I got attracted to cancer biology research when one of my high school friends passed away due to cancer. It was an extremely tragic and heart breaking incident and made me want to contribute in whatever little way possible to the research for cancer therapy.
Bladder cancer is the second most common genito-urinary cancers. It has one of the highest recurrence rates of 45 to 70 percent with invasive bladder cancer having a very poor outcome in patients. Current therapies fail to prevent recurrence, highlighting the urgent need for a better understanding of the molecular mechanisms involved in bladder cancer development and progression.
This is especially critical since bladder cancer management is very expensive and produces a huge financial burden on patients. It has the highest cost among solid tumors in the United States with a wobbling three billion U.S. Dollars estimated annual cost to the healthcare system. This is why I became interested in the area of bladder carcinogenesis and therapy.
What was your best memory during graduate school or what did you learn?
There are a lot actually. If I have to choose maybe the day I passed my qualifiers and got admitted to Ph.D. candidacy.
I think every graduate student has felt the crazy happiness of finally making an experiment work after months of tireless troubleshooting.
So, I too have a lot of such memories of almost dancing in the lab when some experiment finally worked and those are the little things which makes it all worth it.
I will be continuing in the field of bladder cancer research and will be joining the lab of Dr. Robert Svatek in the UT health center as a postdoc. I worked under him for a little while during my clinical course in grad school and thoroughly enjoyed it. I think sometimes being secluded in the lab we lose sight that our research has a direct significance in patient care.
Dr. Svatek being both an urologist and research scientist will have a different perspective since he is involved both in the clinic and the lab and I think I have a lot to learn from him. I also find his research on immune therapy in bladder cancer very translational and exciting and I am thrilled to start working in his lab.
Any advice for your fellow graduate students?
I really can’t give advice since I feel all of our graduate students in UT health center are pretty awesome and focused. But I can share some of the things I experienced and learnt. I think perseverance is one of the things you need to have for graduate school.
Not all days will be good and that’s why it’s very necessary to keep yourself grounded and realistic. I think initially most of us start off with “save the world “mentality and it’s easy to lose heart when things don’t go your way at first. So setting small goals really help and also keeping reminding yourself that you chose this path because you love what you do. Also, I feel it’s essential to give some time to your health, family and friends.

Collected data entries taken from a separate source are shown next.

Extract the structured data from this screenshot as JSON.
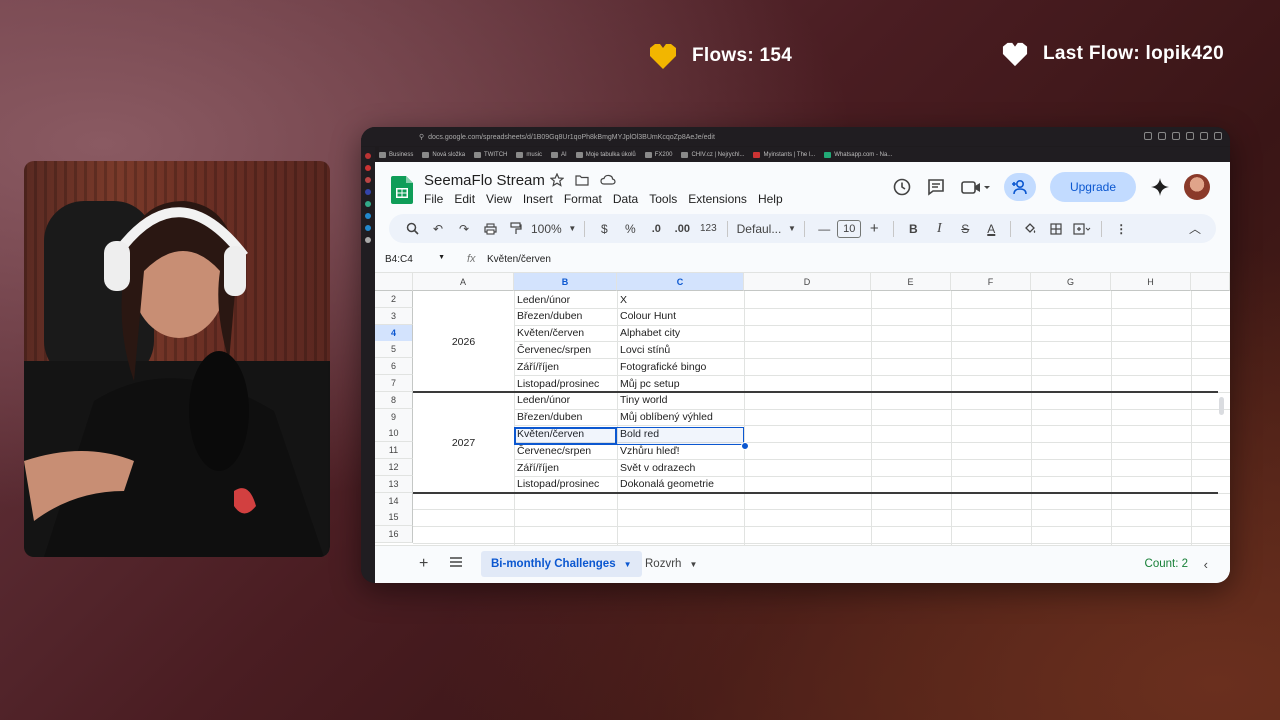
{
  "overlay": {
    "flows": "Flows: 154",
    "last_flow": "Last Flow: lopik420",
    "heart_gold": "#f2b600",
    "heart_white": "#ffffff"
  },
  "browser": {
    "url": "docs.google.com/spreadsheets/d/1B09Gq8Ur1qoPh8kBmgMYJplOl3BUmKcqoZp8AeJe/edit",
    "bookmarks": [
      "Business",
      "Nová složka",
      "TWITCH",
      "music",
      "AI",
      "Moje tabulka úkolů",
      "FX200",
      "CHIV.cz | Nejrychl...",
      "Myinstants | The l...",
      "Whatsapp.com - Na..."
    ]
  },
  "sheets": {
    "doc_title": "SeemaFlo Stream",
    "menus": [
      "File",
      "Edit",
      "View",
      "Insert",
      "Format",
      "Data",
      "Tools",
      "Extensions",
      "Help"
    ],
    "upgrade_label": "Upgrade",
    "zoom": "100%",
    "currency": "$",
    "percent": "%",
    "dec_decrease": ".0",
    "dec_increase": ".00",
    "number_format": "123",
    "font_family": "Defaul...",
    "font_size": "10",
    "namebox": "B4:C4",
    "fx": "fx",
    "formula": "Květen/červen",
    "columns": [
      "A",
      "B",
      "C",
      "D",
      "E",
      "F",
      "G",
      "H"
    ],
    "rows": [
      "2",
      "3",
      "4",
      "5",
      "6",
      "7",
      "8",
      "9",
      "10",
      "11",
      "12",
      "13",
      "14",
      "15",
      "16"
    ],
    "years": [
      "2026",
      "2027"
    ],
    "col_b": [
      "Leden/únor",
      "Březen/duben",
      "Květen/červen",
      "Červenec/srpen",
      "Září/říjen",
      "Listopad/prosinec",
      "Leden/únor",
      "Březen/duben",
      "Květen/červen",
      "Červenec/srpen",
      "Září/říjen",
      "Listopad/prosinec"
    ],
    "col_c": [
      "X",
      "Colour Hunt",
      "Alphabet city",
      "Lovci stínů",
      "Fotografické bingo",
      "Můj pc setup",
      "Tiny world",
      "Můj oblíbený výhled",
      "Bold red",
      "Vzhůru hleď!",
      "Svět v odrazech",
      "Dokonalá geometrie"
    ],
    "sheet_tabs": [
      "Bi-monthly Challenges",
      "Rozvrh"
    ],
    "count": "Count: 2"
  }
}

If you are healthy and happy personally it shows in your research and professional life too. I personally would not have done it without the unconditional love and support of my parents and my friends specially my awesome partner in crime in lab and life, Heather Hambright. Lastly, don’t let the inquisitive “kid” in you ever die.
This probably will be the last leg of your student life so enjoy it and try to have fun doing research. Then you will not realize how time flies and there you will be ready to graduate and looking back you will miss the crazy grad school days. I know I will immensely.